Старец о. Леонид перед кончиною многим говорил: «Если получу милость Божию, тело моё согреется и будет тёплое». А Батюшка о. Амвросий сказал: «Когда я умру, то за прославление на земле, тело моё протухнет». И действительно, от тела батюшки Амвросия во время погребения, исходил запах тления. Приведённые выше слова о причинах нетления были сказаны великими светилами Оптинского старчества, избранными Самим Богом в посредники между Им и грешным людом. Говорили они одну истину, и недоверие к их словам было бы погрешительно. Как же после этих слов не допустить уверенности в том, что Батюшка о.

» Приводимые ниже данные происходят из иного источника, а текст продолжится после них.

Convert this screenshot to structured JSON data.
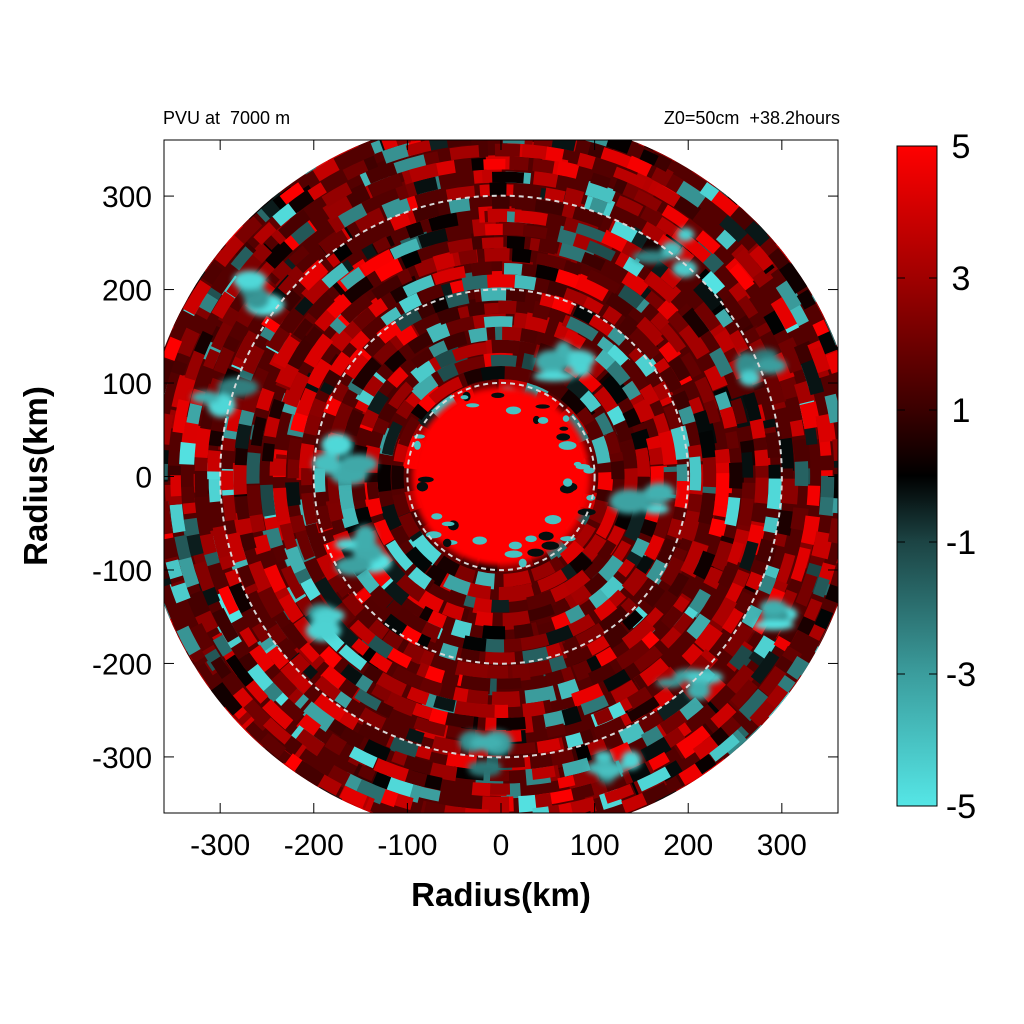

Иосиф, будучи непричастен к земной славе, по смерти получил сугубое прославление: на небе и на земле?! На небе прославилась приятием «венца доброты от руки Господней» чистейшая душа его, а на земле — нетлением и истечением милостей на прибегающих к нему прославилось его многотрудное подвижническое тело, так много претерпевшее на земле.
При гробе Старца произошло несколько чудесных случаев. Об одном из них, как достоверном, упоминаю: одна крестьянская женщина, страдавшая некоторое время от какой-то непонятной болезни, на лечение которой она много потратилась, не получив пользы, как только приложилась к батюшкиной ручке, так начала кричать и биться. После погребения Батюшки она с двумя товарками проходила мимо Батюшкиной могилки к о. Анатолию, и я сам видел, как приближаясь к могиле, она вдруг стала упираться и тихо выкрикивать: «Не пойду! Я боюсь его, боюсь!» Товарки взяли её под руки и пробовали свести с места, но она всё упиралась; тогда они подтащили её с трудом к могилке и повалили на свежий холмик. Женщина сразу притихла и, полежав немного, встала, крестясь. Помолившись на могилке, она спокойно пошла дальше. Вечером я опять видел, как она совсем спокойно одна подошла к могилке, молилась и вслух благодарила Батюшку, а после, обернувшись ко мне и бывшим тут же двум монахиням, рассказала про своё прежнее странное недомогание и тоску, закончив своё повествование словами: «А Батюшка-то мою болезнь и обнаружил».